In Cisco's case, last November its shareholders defeated a proposal requesting the declaration of a quarterly dividend. Cisco says it didn't receive a shareholder proposal requesting dividends this year.
Buybacks are good publicity. Just because Cisco is allowed to buyback some $13 billion worth of its own shares, it is not obligated to do so. However, Cisco's buyback history shows that the company generally views its buyback program as more than just a marketing maneuver.
Buybacks can boost the value of a stock by increasing demand. When investors sense that a company believes in its own fundamentals enough to buy shares -- and when the company sits on the sidelines with billions of dollars on hand ready to buy the stock -- it may encourage new investment.
By reducing dilution, stock buybacks can sometimes make the company's earnings per share increase.
"A stock repurchase program provides the company with a flexible use of cash, which is important in a changing business environment," says a Cisco spokesperson. "By repurchasing stock, Cisco is able to return value to its shareholders. At current price levels and interest rates, the stock repurchase is not only accretive to earnings, it also helps to decrease shares outstanding and minimize the impact of dilution from acquisitions and stock options."

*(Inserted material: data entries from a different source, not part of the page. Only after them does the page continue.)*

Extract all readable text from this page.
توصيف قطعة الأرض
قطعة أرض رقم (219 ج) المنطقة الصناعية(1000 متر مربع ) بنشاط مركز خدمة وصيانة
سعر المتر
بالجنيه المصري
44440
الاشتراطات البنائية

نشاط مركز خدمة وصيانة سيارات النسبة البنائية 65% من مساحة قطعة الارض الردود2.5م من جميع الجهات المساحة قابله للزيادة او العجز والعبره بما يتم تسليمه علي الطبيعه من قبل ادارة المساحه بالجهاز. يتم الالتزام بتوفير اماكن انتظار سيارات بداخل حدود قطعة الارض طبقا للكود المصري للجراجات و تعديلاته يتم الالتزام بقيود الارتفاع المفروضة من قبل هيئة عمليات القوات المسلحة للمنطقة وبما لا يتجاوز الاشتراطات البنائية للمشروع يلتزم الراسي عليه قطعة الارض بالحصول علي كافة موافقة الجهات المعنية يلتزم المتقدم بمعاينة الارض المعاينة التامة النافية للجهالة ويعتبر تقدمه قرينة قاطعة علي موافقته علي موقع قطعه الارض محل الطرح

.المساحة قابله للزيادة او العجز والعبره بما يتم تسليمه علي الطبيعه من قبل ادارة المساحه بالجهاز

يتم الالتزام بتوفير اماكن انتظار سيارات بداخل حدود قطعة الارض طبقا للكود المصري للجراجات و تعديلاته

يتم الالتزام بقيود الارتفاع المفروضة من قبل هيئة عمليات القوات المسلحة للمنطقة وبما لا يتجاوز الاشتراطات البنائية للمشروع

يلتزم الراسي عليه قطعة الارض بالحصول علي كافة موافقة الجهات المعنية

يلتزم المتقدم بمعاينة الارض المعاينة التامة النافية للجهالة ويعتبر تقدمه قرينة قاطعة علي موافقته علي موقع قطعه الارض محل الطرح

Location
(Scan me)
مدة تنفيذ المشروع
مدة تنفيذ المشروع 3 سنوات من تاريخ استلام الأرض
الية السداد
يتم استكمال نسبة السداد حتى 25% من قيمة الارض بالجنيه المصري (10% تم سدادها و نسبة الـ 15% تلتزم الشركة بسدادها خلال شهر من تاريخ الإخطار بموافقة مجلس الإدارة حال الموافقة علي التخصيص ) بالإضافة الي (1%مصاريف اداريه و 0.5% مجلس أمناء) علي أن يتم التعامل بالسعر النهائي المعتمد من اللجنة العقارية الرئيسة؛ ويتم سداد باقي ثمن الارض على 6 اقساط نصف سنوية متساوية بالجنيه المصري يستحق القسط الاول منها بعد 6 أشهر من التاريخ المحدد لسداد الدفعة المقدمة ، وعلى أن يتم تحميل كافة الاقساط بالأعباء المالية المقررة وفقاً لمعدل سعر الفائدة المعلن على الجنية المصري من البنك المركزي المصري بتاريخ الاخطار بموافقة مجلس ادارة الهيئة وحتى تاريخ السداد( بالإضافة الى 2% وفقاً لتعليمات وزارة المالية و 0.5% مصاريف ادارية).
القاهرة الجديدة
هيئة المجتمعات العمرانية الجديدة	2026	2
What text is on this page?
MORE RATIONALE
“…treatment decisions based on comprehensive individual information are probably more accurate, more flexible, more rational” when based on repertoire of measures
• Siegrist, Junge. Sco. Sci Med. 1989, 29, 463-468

There are some who contend that Cisco's stock buybacks aren't enough to offset dilution of stock through the issuance of employee options. The total number of Cisco shares outstanding has dropped in the past three years, but it is still 54 percent higher than it was 10 years ago, according to Morningstar.com.
Some other tech companies have taken a different approach to distributing cash and managing employee options. For example, Microsoft Corp. (Nasdaq: MSFT) has decided to halt the issuance of employee stock options; it will expense any options it's already given out and is paying a dividend. Cisco keeps its earnings well above what they would be otherwise by not expensing options (see Cisco's Chambers Gets More Options).
What, then, is Cisco going to do with its cash? "Our ongoing plans to use our cash include among other things: continued repurchase of shares, strategic minority investments to gain access to new technologies, and potential acquisitions," a Cisco spokesperson says.
Cisco certainly picked an interesting day to announce a stock buyback. Today, as the Nasdaq Composite Index fell more than 3 percent, Cisco shares fell $0.83 (3.92%) to $20.32.